Engineers becoming product managers is a potentially dangerous idea. The reason behind this is simple—knowing too much about the tech, they might design products around the limitations of the available technology, potentially hampering innovation.
Good product managers care more about what users want, not what one can achieve with currently available technology. They will haggle with the engineering teams to push for features barely possible with current technology, fostering innovation.
Current IDP or Intelligent Document Processing platforms (we will call these IDP 1.0) are based on classical Machine Learning and Natural Language Processing (NLP) techniques. They have several very severely limiting disadvantages.
If you asked a product manager who works on IDP 1.0 systems to ignore the limitations of the current machine learning/NLP based systems and come up with a wishlist of sorts, a good product manager’s would look something like this:
- Requirement #1: The most difficult part of IDP 1.0 systems is manually annotating fields for extraction.

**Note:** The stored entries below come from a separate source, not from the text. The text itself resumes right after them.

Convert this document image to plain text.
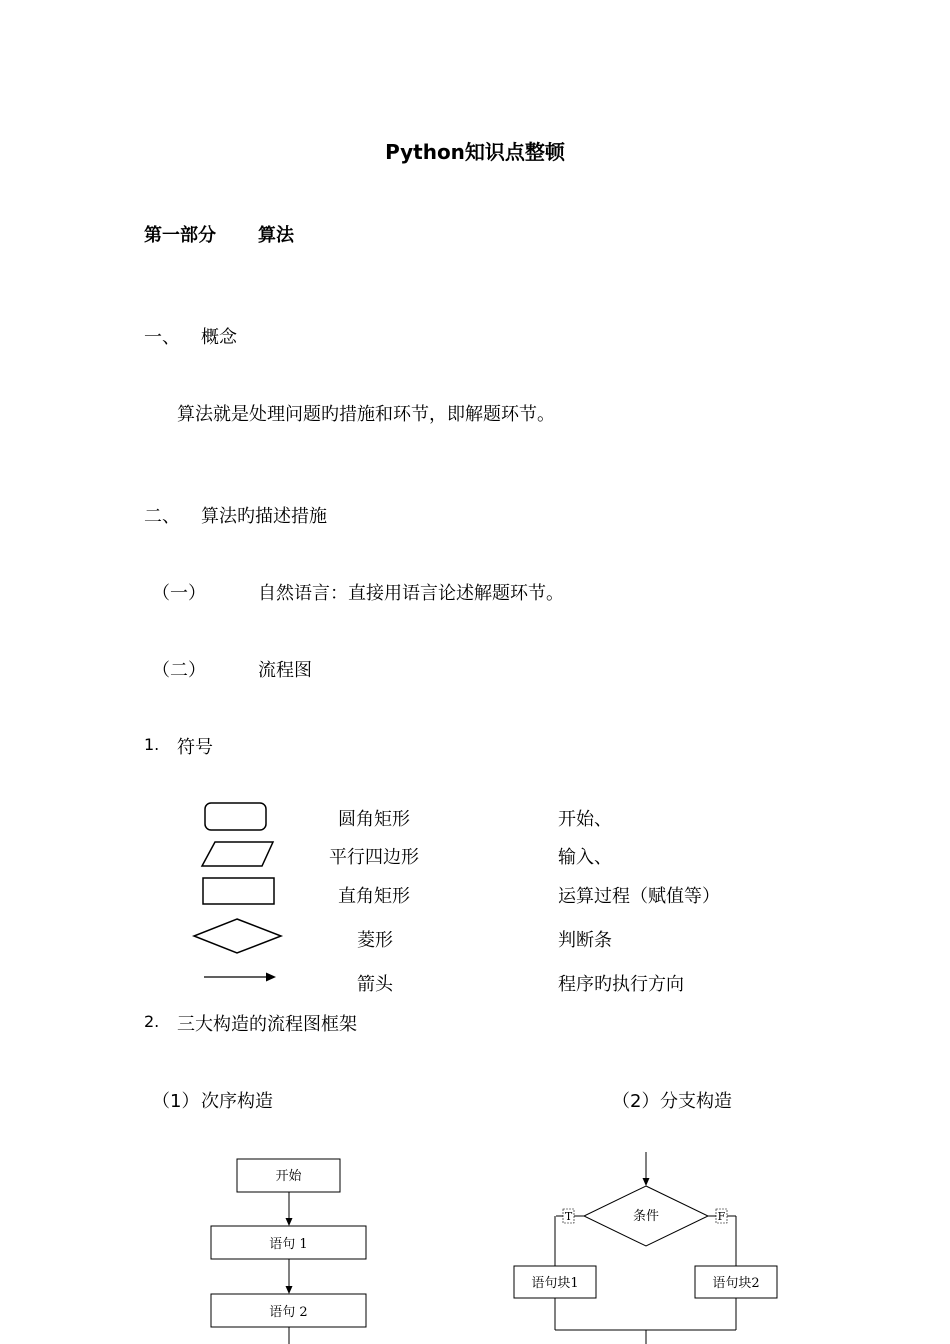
Python知识点整顿
第一部分 算法
一、 概念
算法就是处理问题旳措施和环节，即解题环节。
二、 算法旳描述措施
（一）	自然语言：直接用语言论述解题环节。
（二）	流程图
1. 符号
圆角矩形	开始、
平行四边形	输入、
直角矩形	运算过程（赋值等）
菱形	判断条
箭头	程序旳执行方向
2. 三大构造的流程图框架
（1） 次序构造	（2） 分支构造
开始
语句 1
语句 2
条件
T
语句块1
F
语句块2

Let’s do away with it.
- Requirement #2: Somehow, magically handle variations within the same document type without more manual annotations—no matter how different the variations look from each other.
- Requirement #3: Do away with manually creating training sets for the classification of document variants.

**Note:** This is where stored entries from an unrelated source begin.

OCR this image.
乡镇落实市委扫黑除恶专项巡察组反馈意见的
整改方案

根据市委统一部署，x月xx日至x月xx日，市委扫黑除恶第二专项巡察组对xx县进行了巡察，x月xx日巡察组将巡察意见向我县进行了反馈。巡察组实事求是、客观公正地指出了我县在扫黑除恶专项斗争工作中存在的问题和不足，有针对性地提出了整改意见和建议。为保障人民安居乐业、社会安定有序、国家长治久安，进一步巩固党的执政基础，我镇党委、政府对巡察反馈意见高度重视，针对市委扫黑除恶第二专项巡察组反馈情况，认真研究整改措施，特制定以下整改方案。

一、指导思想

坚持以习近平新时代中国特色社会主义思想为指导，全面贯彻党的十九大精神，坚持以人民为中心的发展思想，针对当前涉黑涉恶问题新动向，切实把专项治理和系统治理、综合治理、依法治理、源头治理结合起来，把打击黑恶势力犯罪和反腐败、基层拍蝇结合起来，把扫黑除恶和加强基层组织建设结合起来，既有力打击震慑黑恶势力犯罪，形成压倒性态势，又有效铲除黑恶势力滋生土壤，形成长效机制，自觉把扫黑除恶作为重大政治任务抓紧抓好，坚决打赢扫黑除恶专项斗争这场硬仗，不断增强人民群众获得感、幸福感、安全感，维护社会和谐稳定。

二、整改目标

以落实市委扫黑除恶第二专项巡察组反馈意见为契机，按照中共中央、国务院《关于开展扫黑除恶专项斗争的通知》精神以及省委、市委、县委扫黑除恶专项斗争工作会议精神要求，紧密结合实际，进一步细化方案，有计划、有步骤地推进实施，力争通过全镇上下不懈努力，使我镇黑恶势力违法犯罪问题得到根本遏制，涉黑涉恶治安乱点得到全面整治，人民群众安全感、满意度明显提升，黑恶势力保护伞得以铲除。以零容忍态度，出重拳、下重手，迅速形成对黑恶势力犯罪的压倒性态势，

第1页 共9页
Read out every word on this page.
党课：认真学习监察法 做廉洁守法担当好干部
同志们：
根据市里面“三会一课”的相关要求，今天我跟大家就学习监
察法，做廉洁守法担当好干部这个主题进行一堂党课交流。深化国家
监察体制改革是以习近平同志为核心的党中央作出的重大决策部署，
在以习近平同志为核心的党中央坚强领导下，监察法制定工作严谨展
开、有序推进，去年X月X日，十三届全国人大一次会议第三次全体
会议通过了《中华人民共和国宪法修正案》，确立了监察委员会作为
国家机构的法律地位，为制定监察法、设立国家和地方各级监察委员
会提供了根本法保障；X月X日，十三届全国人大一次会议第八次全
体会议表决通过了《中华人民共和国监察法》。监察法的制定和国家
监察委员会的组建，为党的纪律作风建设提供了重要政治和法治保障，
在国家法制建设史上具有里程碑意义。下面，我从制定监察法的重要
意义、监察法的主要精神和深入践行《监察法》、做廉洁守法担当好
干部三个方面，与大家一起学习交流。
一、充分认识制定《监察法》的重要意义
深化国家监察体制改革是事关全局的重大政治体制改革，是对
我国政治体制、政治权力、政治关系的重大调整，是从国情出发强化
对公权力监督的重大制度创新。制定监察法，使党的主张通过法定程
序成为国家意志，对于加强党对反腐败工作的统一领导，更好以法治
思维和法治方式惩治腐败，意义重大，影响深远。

- Requirement #4: Deal with the extraction of fields from documents that involve natural language text, not just from simple documents like invoices/passports/driver’s licenses/standard forms.
- Requirement #5: Accurately extract structured data from documents that may be dozens of pages long, with the information to be extracted present pretty much anywhere in the document.

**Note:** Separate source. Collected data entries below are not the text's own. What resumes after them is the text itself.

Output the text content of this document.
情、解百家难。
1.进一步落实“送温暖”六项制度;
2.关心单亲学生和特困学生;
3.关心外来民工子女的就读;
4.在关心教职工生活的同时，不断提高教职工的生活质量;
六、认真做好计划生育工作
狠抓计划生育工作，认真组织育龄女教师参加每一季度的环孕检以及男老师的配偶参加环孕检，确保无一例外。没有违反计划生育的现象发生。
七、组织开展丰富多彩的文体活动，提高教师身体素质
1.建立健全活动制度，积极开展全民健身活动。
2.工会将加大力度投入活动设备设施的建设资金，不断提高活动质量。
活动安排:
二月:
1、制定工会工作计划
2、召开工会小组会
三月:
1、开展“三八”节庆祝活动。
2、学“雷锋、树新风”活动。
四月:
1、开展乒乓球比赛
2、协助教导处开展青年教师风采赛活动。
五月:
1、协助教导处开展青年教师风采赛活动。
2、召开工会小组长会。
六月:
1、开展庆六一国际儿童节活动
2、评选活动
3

- Requirement #6: Extract fields accurately without the need for post-processing.
Of course the engineering team would laugh the wishlist off. Luckily, making this dream product feature set a reality is already possible—with Large Language Models. However, there are challenges along the way. Let’s look at how LLMs take IDP into the 2.0 era.
In the next part of this series, we’ll also look at critical product components that enable this and in the 3rd part of this series, we’ll see how to deal with new challenges that pop up when applying Large Language Models to production use cases at scale.
By leveraging the power of Large Language Models, computers can deal with unstructured documents not unlike how humans deal with them—with natural language. This is a game changer. However, this also means that new product thinking around IDP has to be done from the ground up. Simply extending the old paradigm of IDP 1.0 won’t magically take us into the new IDP 2.0 era.
It is not often that a completely new toolset, that has completely new, powerful, disruptive capabilities and associated challenges becomes available to product leaders and engineers. It’s a great opportunity to rethink IDP systems in the light of this new technology.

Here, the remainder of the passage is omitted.